Menopause is a natural process and can cause changes to the body, but can be seen as an exciting new change, as women have a midlife mental shift and embrace the challenge, with others seeing it as a positive, as it improves other conditions that they might have.

Coping with Menopausal symptoms in the workplace can be challenging, as some women might find it a topic so personal, that they are unable to discuss with their Employer.

Women need to seek support and advise on how to cope with their symptoms, which can be mild to quite debilitating, having hot flushes, painful periods, fatigue, poor concentration, mood swings, embarrassing situations and knocking self-confidence to name a few.

Some women may feel that they are unable to discuss with their Employer, if male or young, considering that there might be a lack of understanding, even considering terminating their employment, or reducing their hours to manage work.
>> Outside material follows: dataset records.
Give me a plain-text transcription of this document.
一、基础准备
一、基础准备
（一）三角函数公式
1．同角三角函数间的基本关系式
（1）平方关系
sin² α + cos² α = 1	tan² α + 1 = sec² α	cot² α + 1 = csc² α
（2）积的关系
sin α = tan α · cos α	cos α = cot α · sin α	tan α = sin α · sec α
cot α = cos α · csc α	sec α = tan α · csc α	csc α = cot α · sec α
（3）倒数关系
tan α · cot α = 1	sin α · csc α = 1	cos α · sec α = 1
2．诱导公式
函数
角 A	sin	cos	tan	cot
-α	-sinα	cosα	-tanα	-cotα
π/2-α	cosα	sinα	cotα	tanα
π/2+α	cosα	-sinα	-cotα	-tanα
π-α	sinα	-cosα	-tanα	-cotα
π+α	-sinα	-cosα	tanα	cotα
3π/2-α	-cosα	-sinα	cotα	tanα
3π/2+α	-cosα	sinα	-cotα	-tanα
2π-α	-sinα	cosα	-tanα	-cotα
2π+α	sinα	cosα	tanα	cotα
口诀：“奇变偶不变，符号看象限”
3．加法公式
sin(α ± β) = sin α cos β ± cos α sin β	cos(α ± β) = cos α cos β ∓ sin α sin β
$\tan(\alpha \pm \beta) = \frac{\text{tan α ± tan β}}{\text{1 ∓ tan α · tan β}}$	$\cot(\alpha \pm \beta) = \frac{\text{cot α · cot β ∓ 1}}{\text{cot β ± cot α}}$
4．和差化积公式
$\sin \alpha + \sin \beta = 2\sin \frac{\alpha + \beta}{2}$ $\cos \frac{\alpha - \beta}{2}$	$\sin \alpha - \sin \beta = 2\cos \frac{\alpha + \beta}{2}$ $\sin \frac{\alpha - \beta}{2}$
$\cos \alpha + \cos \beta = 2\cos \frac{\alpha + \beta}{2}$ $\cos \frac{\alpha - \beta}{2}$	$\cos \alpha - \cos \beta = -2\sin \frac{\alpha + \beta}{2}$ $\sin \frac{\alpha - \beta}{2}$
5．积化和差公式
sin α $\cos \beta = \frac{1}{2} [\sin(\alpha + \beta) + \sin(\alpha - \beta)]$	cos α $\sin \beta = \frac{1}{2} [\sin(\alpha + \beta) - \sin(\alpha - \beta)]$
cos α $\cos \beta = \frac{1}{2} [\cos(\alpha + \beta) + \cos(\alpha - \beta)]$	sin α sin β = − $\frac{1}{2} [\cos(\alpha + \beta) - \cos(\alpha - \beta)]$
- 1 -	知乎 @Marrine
From an Employer’s perspective, the more open and approachable they are, the more the Employee will feel able to have that open discussion. It is important that Managers gain awareness through training to support women, to show that they have understanding.

Flexible working could be an option, with exploration of the work environment and if the temperature affects the individual, considering adjustments to support them, with possibly a fan, seated by a window, access to alter the room temperature, or quiet break out areas.

If the woman is suffering with fatigue and poor concentration, consider regular set breaks to help her clear her mind, help set reminders for work to prioritise, on the phone or computer.

Consider a Menopause Policy, so that women know how they can be supported and what they can expect from their Employer.

Run awareness workshops for Menopause, offering support and resources for Management and women.

Make sure Health and Safety Risk Assessments are in place and kept up to date, to support women experiencing menopausal symptoms. These should be regularly reviewed to make sure that the environment is not impacting women’s symptoms.